All this is known to us also.  However, technically, there is nothing in the Ten Commandments, the words of the prophet Hosea, or the Summary of the Law that addresses how or when to build barns or why building a barn should be so disparaged, so discouraged.  Who among us, in our industrialized society, possesses a barn or a silo?   Some might assert, such “back to the future stories” surely do not understand contemporary society and the needs of contemporary societies.  May I suggest immediately and strongly to you, that as I read and decipher Jesus’ parable about the rich man’s barns, nowhere does Jesus declare that one should not build barns or silos.  The barn, in and of itself, is the not the problem.  The barn is an inanimate object.

We may attempt to hide behind or to resort to a technicality of language, as our form of exerting “executive privilege,” should we opt not to respond to the call to faith in a God who, as we are reminded by Hosea and the psalmist, is expansive in love for all humankind.  If that were the case, if that were the true response, that the parable of the barns do not apply to us, because barns are not mentioned in the Ten Commandments, why, then, do so many react with horror and feelings of distain and despair and helplessness, when we learn of the hunger that will be inflicted upon those nations far removed from the present war on the European Continent, because a more powerful nation is blocking export of grain to those faraway nations, nations which rely on grain from Ukraine, grains that were stored in silos, the modern equivalent of barns, not for selfish reasons, but to make available life-sustaining substance to other creatures of God, “the Holy One”?
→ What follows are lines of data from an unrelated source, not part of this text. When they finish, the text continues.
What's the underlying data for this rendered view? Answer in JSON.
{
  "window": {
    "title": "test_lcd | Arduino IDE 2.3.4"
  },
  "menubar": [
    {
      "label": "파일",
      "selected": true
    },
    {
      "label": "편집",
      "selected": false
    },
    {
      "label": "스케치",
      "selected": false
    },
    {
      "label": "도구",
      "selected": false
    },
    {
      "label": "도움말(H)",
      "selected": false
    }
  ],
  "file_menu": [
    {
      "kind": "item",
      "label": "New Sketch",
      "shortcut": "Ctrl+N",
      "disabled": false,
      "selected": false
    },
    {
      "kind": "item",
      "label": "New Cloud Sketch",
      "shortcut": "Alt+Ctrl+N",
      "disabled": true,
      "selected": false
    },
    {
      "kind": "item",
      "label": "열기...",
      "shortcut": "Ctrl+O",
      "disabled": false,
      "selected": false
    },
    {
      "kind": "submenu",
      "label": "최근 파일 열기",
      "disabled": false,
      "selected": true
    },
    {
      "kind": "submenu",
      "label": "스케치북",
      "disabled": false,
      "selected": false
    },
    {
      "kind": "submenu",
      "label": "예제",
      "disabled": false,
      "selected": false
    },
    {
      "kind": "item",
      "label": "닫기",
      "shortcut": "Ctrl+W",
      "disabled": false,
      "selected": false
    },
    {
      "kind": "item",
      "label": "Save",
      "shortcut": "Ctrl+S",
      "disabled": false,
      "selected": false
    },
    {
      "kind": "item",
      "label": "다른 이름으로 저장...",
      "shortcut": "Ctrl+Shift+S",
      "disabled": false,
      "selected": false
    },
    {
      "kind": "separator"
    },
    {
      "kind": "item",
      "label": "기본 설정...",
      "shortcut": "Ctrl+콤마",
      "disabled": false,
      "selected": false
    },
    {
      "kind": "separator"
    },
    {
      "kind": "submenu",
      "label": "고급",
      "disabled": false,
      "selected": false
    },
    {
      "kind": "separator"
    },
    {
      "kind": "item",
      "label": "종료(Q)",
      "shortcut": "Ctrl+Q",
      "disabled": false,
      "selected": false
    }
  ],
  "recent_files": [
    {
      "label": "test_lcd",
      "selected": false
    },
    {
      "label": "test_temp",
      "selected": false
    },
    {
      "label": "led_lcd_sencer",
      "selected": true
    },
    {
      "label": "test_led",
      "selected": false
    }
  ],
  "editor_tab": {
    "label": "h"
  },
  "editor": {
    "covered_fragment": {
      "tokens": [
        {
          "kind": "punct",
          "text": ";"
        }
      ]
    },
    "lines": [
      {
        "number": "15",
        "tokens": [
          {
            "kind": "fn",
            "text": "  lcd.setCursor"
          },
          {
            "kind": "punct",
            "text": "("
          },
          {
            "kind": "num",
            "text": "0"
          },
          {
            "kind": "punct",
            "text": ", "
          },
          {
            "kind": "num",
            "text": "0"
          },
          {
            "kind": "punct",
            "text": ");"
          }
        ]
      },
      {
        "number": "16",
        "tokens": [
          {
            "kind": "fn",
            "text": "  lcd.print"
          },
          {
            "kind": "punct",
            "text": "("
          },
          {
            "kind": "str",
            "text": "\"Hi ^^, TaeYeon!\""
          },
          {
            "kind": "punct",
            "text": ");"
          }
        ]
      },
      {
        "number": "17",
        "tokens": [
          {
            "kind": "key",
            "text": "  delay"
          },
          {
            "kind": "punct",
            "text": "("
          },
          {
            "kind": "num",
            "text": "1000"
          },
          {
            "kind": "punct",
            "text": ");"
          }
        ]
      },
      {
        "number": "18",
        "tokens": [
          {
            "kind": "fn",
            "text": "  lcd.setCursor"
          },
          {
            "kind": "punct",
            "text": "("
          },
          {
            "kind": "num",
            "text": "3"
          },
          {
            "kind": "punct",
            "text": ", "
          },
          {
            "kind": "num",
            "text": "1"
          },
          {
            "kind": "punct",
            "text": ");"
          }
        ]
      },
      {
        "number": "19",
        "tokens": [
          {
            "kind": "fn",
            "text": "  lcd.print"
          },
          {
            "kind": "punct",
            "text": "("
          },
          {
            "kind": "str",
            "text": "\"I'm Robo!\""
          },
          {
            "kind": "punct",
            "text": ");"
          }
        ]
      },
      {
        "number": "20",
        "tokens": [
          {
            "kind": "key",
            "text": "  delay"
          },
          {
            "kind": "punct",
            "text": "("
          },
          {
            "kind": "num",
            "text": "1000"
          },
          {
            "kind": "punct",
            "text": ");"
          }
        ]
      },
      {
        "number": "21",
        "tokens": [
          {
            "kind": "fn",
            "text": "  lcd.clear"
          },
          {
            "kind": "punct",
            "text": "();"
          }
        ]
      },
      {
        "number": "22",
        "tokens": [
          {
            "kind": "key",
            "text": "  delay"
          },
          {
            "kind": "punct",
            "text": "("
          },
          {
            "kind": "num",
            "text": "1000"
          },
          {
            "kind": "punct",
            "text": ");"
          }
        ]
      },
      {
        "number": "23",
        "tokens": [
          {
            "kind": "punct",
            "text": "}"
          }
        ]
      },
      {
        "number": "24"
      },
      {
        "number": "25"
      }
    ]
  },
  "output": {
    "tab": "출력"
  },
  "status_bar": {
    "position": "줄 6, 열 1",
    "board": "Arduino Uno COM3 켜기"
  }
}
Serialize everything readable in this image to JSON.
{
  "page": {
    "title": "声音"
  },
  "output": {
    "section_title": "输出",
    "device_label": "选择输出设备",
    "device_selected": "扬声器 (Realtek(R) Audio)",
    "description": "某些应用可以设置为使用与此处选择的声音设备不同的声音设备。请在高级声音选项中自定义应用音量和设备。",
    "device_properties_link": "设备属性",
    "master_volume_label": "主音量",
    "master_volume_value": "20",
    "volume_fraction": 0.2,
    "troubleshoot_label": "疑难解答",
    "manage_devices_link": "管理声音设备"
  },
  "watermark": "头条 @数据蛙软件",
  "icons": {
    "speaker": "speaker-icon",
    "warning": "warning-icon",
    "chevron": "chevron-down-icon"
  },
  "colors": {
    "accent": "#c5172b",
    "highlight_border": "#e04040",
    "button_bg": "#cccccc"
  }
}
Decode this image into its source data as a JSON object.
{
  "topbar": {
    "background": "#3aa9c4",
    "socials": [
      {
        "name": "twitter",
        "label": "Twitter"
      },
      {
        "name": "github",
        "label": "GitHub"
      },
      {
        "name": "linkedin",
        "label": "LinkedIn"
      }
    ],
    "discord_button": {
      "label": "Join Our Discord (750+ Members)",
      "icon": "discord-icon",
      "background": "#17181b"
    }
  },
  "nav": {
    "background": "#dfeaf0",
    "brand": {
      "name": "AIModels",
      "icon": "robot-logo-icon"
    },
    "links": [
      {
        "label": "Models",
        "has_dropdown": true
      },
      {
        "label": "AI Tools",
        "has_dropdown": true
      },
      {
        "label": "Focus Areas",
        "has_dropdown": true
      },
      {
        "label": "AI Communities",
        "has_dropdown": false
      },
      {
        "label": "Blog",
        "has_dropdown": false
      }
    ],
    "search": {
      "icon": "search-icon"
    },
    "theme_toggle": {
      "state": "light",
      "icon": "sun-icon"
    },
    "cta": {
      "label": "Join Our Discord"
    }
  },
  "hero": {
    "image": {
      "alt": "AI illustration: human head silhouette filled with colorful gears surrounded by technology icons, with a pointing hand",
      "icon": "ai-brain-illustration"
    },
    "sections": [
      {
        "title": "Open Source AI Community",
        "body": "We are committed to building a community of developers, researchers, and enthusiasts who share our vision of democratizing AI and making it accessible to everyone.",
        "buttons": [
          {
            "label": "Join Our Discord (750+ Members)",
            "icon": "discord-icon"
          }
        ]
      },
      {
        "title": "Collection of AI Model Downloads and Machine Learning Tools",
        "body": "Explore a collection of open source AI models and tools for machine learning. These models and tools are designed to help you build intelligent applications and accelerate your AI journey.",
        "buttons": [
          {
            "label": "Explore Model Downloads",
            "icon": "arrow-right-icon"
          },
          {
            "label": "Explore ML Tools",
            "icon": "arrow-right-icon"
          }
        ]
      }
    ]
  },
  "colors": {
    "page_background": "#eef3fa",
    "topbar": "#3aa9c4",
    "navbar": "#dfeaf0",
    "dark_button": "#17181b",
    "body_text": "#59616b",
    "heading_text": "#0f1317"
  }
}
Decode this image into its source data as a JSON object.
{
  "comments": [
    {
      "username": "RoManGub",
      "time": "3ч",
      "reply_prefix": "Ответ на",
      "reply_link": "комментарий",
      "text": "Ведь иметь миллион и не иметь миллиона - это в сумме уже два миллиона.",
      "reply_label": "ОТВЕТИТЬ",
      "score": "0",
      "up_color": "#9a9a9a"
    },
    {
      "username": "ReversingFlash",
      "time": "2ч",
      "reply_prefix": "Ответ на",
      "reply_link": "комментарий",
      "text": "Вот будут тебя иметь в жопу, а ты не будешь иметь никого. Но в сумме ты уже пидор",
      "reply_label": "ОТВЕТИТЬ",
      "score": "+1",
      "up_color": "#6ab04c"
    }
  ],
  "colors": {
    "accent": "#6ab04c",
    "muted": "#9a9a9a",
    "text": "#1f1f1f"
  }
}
Barns or silos need not be on other continents.  Nor must barns or silos be the physical sheds of traditional wood or of modern metal silos seen on fields through our countryside and abroad.  Jesus, the one whom we adore and worship, the one about whom we sing “yes, Jesus loves me for the Bible tells me so” calls us to positive living.  That Jesus, as today’s story about the rich man and his barn takes us back to the future, places before us the barns and silos of the heart, even as he calls us forward to a life that is not shut away in barns and silos of the heart, but to a life that is open and expansive and inclusive.    And when we acknowledge that, we join with joyful voices the song of thanksgiving which the psalmist sings: Give thanks to the Lord, for he is good, and his mercy endures for ever.”  And we will conclude in song, as does the psalmist: “Whoever is wise will ponder these things, and consider well the mercies of the Lord.”  Amen.